I have a performance issue I need help with. Please bear with me for the explanation:
I have a database of known Car Vin# and years (only first 4 lines of ~5,000 shown for ease):
>vinDB
>ToyotaCarola 2008
IJDINJNDJIJKNDJIMKDK0897
NissanAltima 1998
LJIODJJNJDJNJDNJNJDJ7765
I also have a a .txt document that shows a unique DMV ID, a vin number, and a reference number in the following way (only 4 lines of ~55 million shown for ease):
>carFile
>#DMVcorrNumber33:1245638:563892:6378
IJDINJNDJIJKNDJIMKDK0897
+
VIN#IDref6388546
#DMVcorrNumber33:1245638:563892:6378
LJIODJJNJDJNJDNJNJDJ7765
+
VIN#IDref2453663
What I would like to do is scan every second line (the VIN#) from my 'vinDB' file against every fourth line (starting with line two) of my 'carFile' file for a perfect match. If the match exists, I would like to output the name of the car, and how many times it is seen in the 'carFile' file.

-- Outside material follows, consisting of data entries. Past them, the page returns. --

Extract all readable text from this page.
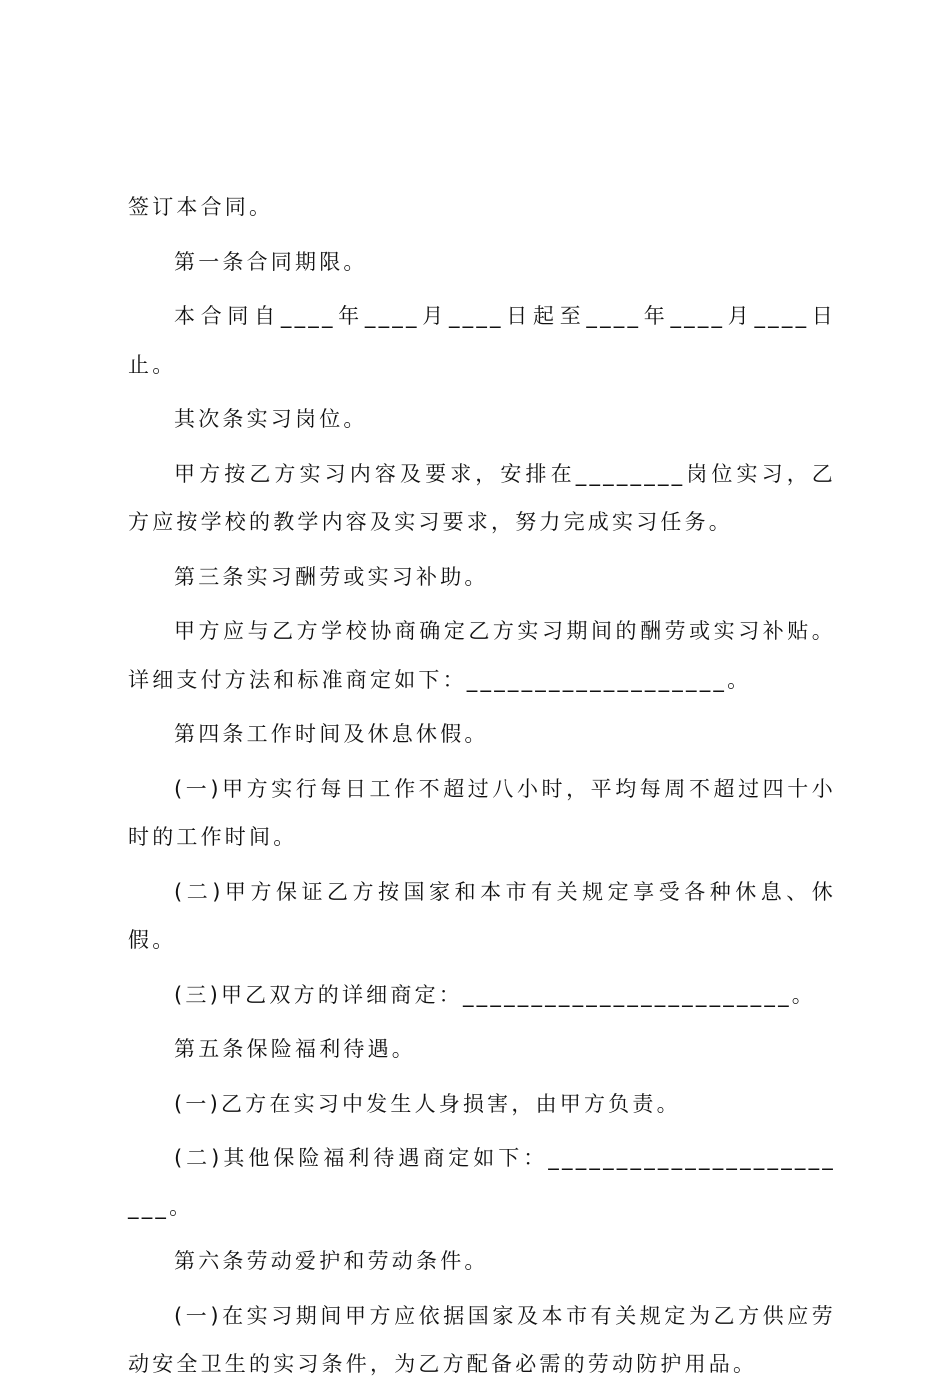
签订本合同。

第一条合同期限。

本合同自____年____月____日起至____年____月____日止。

其次条实习岗位。

甲方按乙方实习内容及要求，安排在________岗位实习，乙方应按学校的教学内容及实习要求，努力完成实习任务。

第三条实习酬劳或实习补助。

甲方应与乙方学校协商确定乙方实习期间的酬劳或实习补贴。详细支付方法和标准商定如下：___________________。

第四条工作时间及休息休假。

(一)甲方实行每日工作不超过八小时，平均每周不超过四十小时的工作时间。

(二)甲方保证乙方按国家和本市有关规定享受各种休息、休假。

(三)甲乙双方的详细商定：________________________。

第五条保险福利待遇。

(一)乙方在实习中发生人身损害，由甲方负责。

(二)其他保险福利待遇商定如下：________________________。

第六条劳动爱护和劳动条件。

(一)在实习期间甲方应依据国家及本市有关规定为乙方供应劳动安全卫生的实习条件，为乙方配备必需的劳动防护用品。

So basically, I need this:
Car Year NumTimesFound
ToyotaCarola 2008 238
NissanAltima 1998 1755
So far I have the following code, which works on a truncated 'carFile' file, but crashes my R program when I try it will all ~55 million lines:
VinCounter<-function(carFile, vinDB)
{
i=1 #index inner while loop
j=1 #index outer while loop
m=2 #index of vinDB, starts at '2' because first VIN# is on line 2
s=2 #index of carFile
count=0
while(j<=length(rownames(vinDB))/2) # VIN# is on every 2nd line in vinDB file
{
while(i<=length(rownames(carFile))/4)# VIN# is on every 4th line in carFile file
{
if(vinDB[m,1]==carFile[s,1])
{
count=count+1
s=s+4
}
else
{
s=s+4
}
i=i+1
}
print(vinDB[m-1,1])
print(count)
count=0
s=2
i=1
m=m+2
j=j+1
}
}
So, basically, I would like to figure out how to:
1) Make the code above quicked and more efficient.
2) How to have my output be stored in a .txt or .csv file (because right now, it just shows me the output on the screen).
Thanks!